Spot gold was down 0.2 percent at $1,203.86 an ounce at 0329 GMT, after rising nearly 0.5 percent in the previous session.
U.S. gold futures were down 0.1 percent at $1,209.90 an ounce.
Spot gold has been trading in an $8 range for the past two sessions, with investors keenly watching the $1,200 level after the metal broke below that and hit a 1-1/2-year low of $1,159.96 early this month.
"There is certainly some ambiguity following last week's Jackson Hole symposium where (Federal Reserve Chair Jerome) Powell was a little bit dovish in investors' point of view," ANZ analyst Daniel Hynes said.
"Investors are grappling amid positive data coming through (from the United States) and that's why prices are stuck just above $1,200 at the moment without any sort of clear outlook, especially around the rates for 2019."
Data showing a higher-than-expected annualised growth in second-quarter U.S. gross domestic product cemented expectations for a rate hike next month, with a 96 percent probability, according to Fed funds futures.

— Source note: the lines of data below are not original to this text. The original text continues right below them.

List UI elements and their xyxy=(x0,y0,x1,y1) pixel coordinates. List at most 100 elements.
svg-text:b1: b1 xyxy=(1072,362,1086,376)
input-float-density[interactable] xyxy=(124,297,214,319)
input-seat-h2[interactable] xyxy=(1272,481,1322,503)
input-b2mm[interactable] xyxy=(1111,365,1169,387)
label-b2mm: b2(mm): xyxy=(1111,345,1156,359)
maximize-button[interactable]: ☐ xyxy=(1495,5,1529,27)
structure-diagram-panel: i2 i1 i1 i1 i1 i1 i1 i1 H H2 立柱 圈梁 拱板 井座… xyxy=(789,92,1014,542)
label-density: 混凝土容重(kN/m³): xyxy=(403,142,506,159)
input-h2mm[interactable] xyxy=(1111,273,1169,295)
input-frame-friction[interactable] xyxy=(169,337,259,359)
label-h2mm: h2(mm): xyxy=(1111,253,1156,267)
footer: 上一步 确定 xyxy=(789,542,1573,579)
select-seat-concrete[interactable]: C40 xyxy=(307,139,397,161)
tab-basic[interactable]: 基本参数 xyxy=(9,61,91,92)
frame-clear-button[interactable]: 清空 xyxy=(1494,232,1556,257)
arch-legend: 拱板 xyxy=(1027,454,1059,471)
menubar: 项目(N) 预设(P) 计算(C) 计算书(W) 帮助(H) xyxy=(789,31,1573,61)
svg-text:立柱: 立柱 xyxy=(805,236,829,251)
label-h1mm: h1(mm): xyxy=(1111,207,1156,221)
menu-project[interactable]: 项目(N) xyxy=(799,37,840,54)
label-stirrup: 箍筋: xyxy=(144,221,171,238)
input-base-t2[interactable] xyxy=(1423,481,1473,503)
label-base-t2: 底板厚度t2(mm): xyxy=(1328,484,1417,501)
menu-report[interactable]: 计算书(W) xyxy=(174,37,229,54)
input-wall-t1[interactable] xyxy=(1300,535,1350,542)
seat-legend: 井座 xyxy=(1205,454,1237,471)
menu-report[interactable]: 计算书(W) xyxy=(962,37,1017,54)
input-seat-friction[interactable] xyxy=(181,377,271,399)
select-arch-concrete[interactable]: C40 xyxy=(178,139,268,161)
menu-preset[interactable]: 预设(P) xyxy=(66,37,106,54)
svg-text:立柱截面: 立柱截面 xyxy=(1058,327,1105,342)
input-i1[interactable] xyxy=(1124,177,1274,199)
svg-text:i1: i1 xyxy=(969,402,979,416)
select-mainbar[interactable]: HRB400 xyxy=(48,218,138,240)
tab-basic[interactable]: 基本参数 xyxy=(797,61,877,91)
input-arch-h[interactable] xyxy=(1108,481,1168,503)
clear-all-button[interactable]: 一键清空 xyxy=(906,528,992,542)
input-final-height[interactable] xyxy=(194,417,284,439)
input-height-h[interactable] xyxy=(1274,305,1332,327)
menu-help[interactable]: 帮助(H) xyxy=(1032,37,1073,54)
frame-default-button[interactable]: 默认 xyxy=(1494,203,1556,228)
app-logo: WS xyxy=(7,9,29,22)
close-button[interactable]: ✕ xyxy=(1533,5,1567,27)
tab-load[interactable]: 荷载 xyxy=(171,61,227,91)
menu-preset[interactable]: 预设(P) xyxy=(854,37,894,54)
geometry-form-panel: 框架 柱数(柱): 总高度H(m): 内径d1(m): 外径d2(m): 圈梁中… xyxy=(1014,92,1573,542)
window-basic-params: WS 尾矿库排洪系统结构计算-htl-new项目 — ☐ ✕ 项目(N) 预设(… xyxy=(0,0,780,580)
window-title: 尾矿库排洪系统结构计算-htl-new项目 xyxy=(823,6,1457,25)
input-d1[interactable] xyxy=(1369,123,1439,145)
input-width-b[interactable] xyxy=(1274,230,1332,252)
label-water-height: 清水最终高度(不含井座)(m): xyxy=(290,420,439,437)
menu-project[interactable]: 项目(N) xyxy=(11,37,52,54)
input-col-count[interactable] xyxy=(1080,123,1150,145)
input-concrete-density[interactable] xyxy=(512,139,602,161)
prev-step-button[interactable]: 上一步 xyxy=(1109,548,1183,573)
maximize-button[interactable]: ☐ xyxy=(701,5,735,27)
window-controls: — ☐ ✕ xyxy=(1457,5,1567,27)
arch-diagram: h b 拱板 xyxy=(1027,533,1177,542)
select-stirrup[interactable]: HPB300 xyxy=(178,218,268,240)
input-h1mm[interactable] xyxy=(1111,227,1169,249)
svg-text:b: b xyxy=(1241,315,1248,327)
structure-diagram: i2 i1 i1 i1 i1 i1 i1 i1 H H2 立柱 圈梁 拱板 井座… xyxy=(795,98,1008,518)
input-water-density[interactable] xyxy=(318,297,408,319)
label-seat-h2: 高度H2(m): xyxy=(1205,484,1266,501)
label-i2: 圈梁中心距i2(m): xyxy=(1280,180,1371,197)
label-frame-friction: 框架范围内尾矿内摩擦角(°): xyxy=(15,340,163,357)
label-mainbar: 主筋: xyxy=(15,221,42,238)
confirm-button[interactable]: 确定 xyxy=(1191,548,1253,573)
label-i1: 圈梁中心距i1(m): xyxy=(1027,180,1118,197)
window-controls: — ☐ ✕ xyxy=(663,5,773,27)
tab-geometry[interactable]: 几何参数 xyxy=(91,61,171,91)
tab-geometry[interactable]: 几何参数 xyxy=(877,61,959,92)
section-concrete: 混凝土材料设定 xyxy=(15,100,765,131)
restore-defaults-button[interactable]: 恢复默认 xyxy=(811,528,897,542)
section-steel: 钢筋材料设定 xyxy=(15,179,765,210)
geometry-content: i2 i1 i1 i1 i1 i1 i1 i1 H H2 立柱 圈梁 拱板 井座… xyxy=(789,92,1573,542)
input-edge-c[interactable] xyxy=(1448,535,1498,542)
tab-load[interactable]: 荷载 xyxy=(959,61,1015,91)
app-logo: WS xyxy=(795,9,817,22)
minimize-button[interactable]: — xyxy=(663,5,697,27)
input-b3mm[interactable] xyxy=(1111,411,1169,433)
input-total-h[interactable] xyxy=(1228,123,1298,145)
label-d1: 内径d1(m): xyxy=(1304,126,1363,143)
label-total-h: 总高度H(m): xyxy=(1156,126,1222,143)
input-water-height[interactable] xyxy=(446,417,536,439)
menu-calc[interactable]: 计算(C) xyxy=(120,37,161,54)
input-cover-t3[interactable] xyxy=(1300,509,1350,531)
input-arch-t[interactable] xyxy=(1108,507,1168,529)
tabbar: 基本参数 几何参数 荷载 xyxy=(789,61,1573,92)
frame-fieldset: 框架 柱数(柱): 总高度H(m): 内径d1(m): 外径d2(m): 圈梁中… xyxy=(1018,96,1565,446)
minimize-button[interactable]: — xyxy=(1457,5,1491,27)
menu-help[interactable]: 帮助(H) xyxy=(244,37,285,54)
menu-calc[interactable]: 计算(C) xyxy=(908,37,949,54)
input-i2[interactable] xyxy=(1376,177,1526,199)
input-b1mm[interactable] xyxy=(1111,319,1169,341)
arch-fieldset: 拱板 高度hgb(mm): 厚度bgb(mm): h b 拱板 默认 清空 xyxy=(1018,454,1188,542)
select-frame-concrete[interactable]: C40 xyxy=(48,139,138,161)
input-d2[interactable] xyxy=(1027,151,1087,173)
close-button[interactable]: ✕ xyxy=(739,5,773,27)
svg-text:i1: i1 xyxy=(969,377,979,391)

Higher rates dent the appeal of non-interest-yielding gold, boosting the dollar in which the yellow metal is priced.
The dollar index against a basket of six major currencies stayed above a four-week low of 94.434 hit on Tuesday.

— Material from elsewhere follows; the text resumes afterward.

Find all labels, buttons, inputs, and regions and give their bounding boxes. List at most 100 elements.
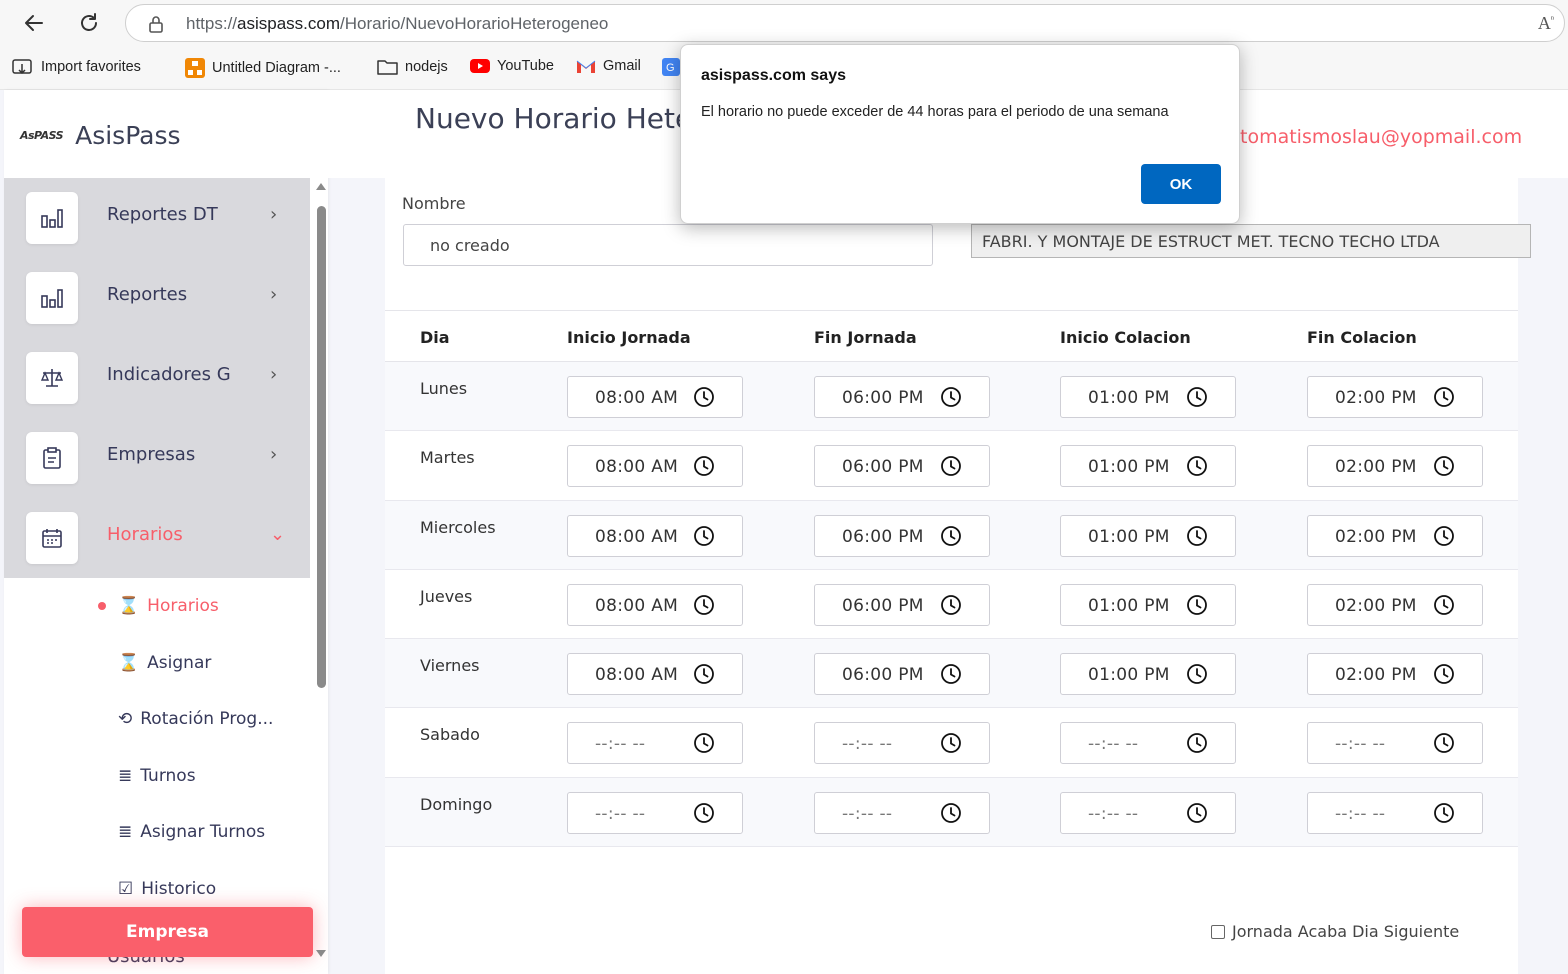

The greenback has been on the defensive this week with safe-haven demand for the currency diminishing in the wake of improving risk sentiment in broader markets following promising NAFTA negotiations.
Bullion investors' focus would now shift to the trade negotiations between the United States and China and the consequences, Hynes said.
Gold prices are heading for a fifth straight monthly fall, which would make it the precious metal's longest losing streak since early 2013. The metal has declined about 7.4 percent so far this year amid international trade disputes and the Turkish currency crisis, with investors preferring the dollar as a safe haven.
"While a (relatively) stronger dollar and U.S. economic growth are hurting the bullion's appeal, concerns that Turkey's financial crisis could spread may give the metal a reversal of fate," said Renisha Chainani, head of commodity and currency research at Monarch Networth Capital.
"Gold's short-cover risks are elevated. The setup, with prices near key support (at $1,200) and record-short net positions, is a recipe for a sharp rally."
Spot silver was down 0.2 percent at $14.69.
Platinum was down 1 percent at $792.90, while palladium was down 0.8 percent at $957 after hitting its highest since July 9 at $967 on Wednesday.